Use of Daily Data

 
I’ve often been asked if daily data should be used for trade promotion analysis.  My experience is that daily data doesn’t add to a trade promotion analysis since promotions rarely cover a few days and daily data requires 7 times the data storage and processing of weekly data.  There are some occasions where daily data is helpful in specific detailed analysis but that should be done on a one off basis.  But there are situations where daily data is more helpful than weekly data. 

Many brands (typically brand leaders) do not get their fair share of shelf space.  There are many reasons for this as any brand in a retail store needs a minimum of 1 facing and plan-o-grams are set up to balance the case pack out, the available shelf space, variety and replacement/logistical concerns.  The most common factor is that retail buyers order and set POG’s based on relative sales to the category as they measure consumer take away.  If a brand sells 50% of the volume in a category a buyer will try to provide 50% of the shelf space to that brand.  A material factor that impacts sales are promotions which can generate anywhere from 2 to 10 times normal weekly sales.  This means that 6 promotions in a year could sell the equivalent of 12 to 60 normal weeks of sales while the remaining 46 weeks will sell 46 weeks of normal volume.  If a leading brand runs a promotion it cannot sell more than the product on the shelf.  This is a particular problem for products that are in cooler or freezer where space is finite. 

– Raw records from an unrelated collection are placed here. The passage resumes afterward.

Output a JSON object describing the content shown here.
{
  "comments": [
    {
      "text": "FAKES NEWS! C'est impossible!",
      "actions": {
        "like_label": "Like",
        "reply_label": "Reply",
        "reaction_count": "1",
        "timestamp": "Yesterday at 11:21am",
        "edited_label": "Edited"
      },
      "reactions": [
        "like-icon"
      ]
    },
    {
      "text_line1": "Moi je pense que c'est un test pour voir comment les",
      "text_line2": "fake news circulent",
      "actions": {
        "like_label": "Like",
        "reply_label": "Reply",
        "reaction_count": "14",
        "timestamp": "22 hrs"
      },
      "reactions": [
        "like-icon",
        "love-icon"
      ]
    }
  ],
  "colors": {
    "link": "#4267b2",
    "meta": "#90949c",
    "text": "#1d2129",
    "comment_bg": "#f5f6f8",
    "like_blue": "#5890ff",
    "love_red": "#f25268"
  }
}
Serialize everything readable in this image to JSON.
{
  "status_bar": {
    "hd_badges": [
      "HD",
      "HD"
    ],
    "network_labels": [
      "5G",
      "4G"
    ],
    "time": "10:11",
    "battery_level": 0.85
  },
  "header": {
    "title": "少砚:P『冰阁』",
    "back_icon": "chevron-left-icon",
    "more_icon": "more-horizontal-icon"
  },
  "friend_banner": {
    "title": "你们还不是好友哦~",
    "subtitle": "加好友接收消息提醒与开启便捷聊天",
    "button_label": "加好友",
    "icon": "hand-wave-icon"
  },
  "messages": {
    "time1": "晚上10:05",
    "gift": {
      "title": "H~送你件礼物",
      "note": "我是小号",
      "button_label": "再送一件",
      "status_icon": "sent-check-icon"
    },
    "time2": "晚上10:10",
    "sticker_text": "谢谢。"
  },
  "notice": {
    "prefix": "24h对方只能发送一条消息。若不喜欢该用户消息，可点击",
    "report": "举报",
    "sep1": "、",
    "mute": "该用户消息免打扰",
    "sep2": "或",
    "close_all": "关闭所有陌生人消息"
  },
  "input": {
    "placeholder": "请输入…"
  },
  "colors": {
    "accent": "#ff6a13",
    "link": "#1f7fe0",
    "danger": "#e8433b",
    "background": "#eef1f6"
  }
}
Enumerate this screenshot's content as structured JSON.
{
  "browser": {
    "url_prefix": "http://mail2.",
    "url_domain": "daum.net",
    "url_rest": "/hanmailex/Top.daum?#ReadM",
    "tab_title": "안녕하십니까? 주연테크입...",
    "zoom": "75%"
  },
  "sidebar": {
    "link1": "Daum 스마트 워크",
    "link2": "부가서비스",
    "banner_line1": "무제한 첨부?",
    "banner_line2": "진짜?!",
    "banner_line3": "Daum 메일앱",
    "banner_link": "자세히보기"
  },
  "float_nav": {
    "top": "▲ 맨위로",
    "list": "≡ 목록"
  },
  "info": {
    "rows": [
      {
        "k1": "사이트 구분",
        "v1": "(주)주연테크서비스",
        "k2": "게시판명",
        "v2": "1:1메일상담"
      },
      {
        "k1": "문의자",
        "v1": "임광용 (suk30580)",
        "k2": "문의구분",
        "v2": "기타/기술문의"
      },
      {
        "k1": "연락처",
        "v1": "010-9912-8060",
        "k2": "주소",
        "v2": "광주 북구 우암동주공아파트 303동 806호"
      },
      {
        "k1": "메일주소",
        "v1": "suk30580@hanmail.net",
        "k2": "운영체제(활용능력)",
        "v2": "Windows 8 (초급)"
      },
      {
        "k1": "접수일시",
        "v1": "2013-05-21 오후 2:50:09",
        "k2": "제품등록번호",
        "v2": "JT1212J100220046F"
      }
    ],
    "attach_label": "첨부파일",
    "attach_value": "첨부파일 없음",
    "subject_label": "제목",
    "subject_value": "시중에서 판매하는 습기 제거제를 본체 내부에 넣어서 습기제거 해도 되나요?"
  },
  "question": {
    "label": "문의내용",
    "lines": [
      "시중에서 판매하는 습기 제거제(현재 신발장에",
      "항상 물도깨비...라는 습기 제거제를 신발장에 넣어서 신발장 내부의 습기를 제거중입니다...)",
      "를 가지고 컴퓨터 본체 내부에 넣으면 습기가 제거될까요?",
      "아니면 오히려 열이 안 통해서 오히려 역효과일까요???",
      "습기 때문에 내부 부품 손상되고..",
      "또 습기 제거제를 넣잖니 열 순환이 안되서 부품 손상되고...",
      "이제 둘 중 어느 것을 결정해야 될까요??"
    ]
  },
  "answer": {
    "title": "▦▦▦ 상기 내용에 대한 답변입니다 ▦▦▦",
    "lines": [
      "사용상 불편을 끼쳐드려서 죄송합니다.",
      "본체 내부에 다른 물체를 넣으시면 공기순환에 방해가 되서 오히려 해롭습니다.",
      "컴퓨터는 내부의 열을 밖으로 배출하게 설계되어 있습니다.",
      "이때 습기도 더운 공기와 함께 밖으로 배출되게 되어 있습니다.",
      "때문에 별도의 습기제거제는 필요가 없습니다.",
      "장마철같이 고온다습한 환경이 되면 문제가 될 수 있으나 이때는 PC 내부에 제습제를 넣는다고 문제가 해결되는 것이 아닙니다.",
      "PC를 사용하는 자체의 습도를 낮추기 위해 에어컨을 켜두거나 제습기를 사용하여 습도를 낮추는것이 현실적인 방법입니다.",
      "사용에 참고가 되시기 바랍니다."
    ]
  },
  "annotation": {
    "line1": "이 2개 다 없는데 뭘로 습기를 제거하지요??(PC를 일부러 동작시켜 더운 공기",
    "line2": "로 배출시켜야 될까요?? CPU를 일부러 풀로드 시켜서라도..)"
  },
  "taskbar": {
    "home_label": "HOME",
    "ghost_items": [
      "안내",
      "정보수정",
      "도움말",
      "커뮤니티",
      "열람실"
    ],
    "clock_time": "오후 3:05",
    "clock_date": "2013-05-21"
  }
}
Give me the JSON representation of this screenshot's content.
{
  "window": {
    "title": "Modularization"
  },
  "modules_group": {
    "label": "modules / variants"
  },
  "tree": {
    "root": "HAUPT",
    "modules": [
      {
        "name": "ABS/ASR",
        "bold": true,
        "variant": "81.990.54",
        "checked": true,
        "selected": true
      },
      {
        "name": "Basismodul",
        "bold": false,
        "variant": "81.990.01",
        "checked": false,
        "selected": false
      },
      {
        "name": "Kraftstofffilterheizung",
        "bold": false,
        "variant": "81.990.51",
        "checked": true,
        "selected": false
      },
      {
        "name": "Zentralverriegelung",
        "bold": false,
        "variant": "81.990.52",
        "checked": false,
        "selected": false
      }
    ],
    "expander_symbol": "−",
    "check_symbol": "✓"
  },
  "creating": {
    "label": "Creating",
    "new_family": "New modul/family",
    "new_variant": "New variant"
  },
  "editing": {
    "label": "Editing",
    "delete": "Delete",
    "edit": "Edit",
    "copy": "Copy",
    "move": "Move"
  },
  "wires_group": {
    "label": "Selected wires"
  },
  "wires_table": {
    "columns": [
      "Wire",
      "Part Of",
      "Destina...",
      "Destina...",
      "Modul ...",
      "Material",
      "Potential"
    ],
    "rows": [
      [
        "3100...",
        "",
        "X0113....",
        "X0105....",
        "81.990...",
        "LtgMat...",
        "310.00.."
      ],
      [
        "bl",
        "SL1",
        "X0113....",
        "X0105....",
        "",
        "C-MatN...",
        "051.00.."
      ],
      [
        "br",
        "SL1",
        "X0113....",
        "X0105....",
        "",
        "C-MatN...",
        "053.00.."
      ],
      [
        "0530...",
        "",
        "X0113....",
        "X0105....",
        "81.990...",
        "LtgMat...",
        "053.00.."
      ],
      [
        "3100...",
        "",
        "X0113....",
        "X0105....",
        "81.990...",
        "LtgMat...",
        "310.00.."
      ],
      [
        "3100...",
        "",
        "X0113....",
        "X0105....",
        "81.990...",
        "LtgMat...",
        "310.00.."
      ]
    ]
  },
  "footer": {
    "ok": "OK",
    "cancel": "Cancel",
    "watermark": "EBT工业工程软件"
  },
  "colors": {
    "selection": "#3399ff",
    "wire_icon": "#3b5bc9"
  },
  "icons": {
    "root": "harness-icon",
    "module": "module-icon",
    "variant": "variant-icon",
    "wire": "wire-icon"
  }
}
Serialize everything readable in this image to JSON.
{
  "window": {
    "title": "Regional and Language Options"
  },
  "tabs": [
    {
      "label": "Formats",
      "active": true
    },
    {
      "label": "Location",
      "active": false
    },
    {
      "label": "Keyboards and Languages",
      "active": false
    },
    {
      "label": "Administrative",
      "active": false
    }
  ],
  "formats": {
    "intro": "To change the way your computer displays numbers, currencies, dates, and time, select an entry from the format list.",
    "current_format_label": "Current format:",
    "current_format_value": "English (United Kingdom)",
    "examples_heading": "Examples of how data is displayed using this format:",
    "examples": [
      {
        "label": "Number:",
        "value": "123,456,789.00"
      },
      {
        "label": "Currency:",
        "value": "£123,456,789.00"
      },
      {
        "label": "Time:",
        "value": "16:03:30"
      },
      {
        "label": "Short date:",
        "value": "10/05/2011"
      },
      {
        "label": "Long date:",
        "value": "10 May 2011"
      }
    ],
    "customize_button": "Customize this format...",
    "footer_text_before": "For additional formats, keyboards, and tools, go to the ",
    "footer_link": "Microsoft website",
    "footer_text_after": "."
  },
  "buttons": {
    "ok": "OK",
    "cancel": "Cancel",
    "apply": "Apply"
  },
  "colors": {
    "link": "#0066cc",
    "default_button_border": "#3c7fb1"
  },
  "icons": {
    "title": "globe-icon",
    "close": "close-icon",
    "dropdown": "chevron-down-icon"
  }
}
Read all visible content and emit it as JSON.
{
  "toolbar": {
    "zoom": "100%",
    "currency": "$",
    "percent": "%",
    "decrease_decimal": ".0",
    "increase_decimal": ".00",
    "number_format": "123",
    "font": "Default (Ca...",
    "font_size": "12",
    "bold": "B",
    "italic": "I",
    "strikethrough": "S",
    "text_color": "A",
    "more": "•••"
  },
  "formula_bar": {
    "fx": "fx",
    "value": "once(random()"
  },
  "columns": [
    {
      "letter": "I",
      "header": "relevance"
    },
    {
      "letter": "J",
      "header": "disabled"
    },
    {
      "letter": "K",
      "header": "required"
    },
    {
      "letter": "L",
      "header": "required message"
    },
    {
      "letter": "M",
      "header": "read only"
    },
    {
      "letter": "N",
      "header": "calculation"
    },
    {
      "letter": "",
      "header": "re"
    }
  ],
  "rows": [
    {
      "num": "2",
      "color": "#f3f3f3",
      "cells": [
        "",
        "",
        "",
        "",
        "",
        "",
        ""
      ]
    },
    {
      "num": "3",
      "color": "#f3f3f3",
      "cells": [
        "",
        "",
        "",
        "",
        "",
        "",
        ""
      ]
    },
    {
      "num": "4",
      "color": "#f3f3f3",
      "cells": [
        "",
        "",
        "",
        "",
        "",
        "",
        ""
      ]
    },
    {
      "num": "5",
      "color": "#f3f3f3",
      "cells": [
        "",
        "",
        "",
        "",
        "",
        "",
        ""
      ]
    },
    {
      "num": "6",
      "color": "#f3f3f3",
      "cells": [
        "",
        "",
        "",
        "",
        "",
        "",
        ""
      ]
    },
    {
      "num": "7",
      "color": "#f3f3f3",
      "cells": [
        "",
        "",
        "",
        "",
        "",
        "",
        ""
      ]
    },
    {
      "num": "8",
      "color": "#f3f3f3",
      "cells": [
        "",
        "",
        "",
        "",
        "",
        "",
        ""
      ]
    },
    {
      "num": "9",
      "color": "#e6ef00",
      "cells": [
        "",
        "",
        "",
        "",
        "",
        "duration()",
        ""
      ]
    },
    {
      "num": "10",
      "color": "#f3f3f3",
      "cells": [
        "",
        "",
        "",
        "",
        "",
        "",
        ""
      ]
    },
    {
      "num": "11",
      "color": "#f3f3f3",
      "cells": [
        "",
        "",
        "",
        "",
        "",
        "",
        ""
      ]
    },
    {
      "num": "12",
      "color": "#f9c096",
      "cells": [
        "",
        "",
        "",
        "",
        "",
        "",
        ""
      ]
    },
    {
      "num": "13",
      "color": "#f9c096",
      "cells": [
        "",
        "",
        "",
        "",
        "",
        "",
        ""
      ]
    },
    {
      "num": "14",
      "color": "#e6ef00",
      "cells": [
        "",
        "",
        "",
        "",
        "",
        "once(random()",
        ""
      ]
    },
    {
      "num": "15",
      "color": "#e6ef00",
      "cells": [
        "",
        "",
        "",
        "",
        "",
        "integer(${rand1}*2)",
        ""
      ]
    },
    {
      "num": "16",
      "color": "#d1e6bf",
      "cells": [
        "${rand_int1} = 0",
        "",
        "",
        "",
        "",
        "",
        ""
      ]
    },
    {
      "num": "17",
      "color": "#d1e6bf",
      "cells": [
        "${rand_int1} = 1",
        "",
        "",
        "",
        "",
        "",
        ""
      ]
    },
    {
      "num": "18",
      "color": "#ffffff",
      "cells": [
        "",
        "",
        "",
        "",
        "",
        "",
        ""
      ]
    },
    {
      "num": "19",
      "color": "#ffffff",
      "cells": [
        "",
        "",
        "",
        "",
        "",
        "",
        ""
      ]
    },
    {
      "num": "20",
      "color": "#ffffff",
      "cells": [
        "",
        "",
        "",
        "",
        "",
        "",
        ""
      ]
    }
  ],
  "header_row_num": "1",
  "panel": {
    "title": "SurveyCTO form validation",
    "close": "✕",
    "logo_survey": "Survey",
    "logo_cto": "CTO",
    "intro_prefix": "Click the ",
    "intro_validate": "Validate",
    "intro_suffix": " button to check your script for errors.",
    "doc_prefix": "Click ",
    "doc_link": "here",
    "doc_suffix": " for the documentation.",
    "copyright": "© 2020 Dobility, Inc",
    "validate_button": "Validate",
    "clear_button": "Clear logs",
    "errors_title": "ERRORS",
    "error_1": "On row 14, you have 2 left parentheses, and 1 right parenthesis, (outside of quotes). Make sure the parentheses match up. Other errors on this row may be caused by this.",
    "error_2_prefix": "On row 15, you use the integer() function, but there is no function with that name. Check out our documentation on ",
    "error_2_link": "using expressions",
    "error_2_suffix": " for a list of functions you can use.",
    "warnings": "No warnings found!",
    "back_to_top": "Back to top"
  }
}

 Let us take a simple example.  The leading brand of orange juice has a 50% national share but in a large chain only get 40% of the shelf space based on their sales in that chain only being 40% of the category sales.  When daily sales data is reviewed, it is seen that on Friday the leading brand when on promotion sells 80% of category volume and on Saturday sells 30% of the category volume and on Sunday 5% of the category volume which when averaged in over the year results in a 40% share of category sales.  The daily data shows that the leading brand sells 80% during a promotion when in stock and the share of category sales drops materially indicating out-of-stock (OOS).  The OOS is occurring due to insufficient facings in the cooler; inventory is depleted on Friday, and those buying orange juice have to buy competing brands or private label. 

This is a self-fulfilling situation.  The leading brand was only getting 40% of the shelf space due to having sold only 40% of the category sales in this chain.  But with only 40% of the shelf space the brand was OOS before the end of the promotion holding its share of category sales down to the 40% level which resulted in 40% of the planogram (POG) given to the brand.  An analysis of the daily sales data (perhaps supplemented with in store audits during the promotion), will allow for an estimate of what the real share potential is and when reviewing that type of data, most retailers will make adjustments to the POG.

 Daily data has a role in special situations in evaluating the impact of Trade Promotions.  But the situations where it has an incremental value over weekly data is very limited and should be handled on a one off basis.  Since the situations where daily data is helpful usually has a significant impact, the extra cost and effort involved is justified (e.g. increasing the share of the POG from 40% to 50% in a chain).  For building an ongoing Trade Promotion Analysis it is better to build a database using weekly data and not daily data.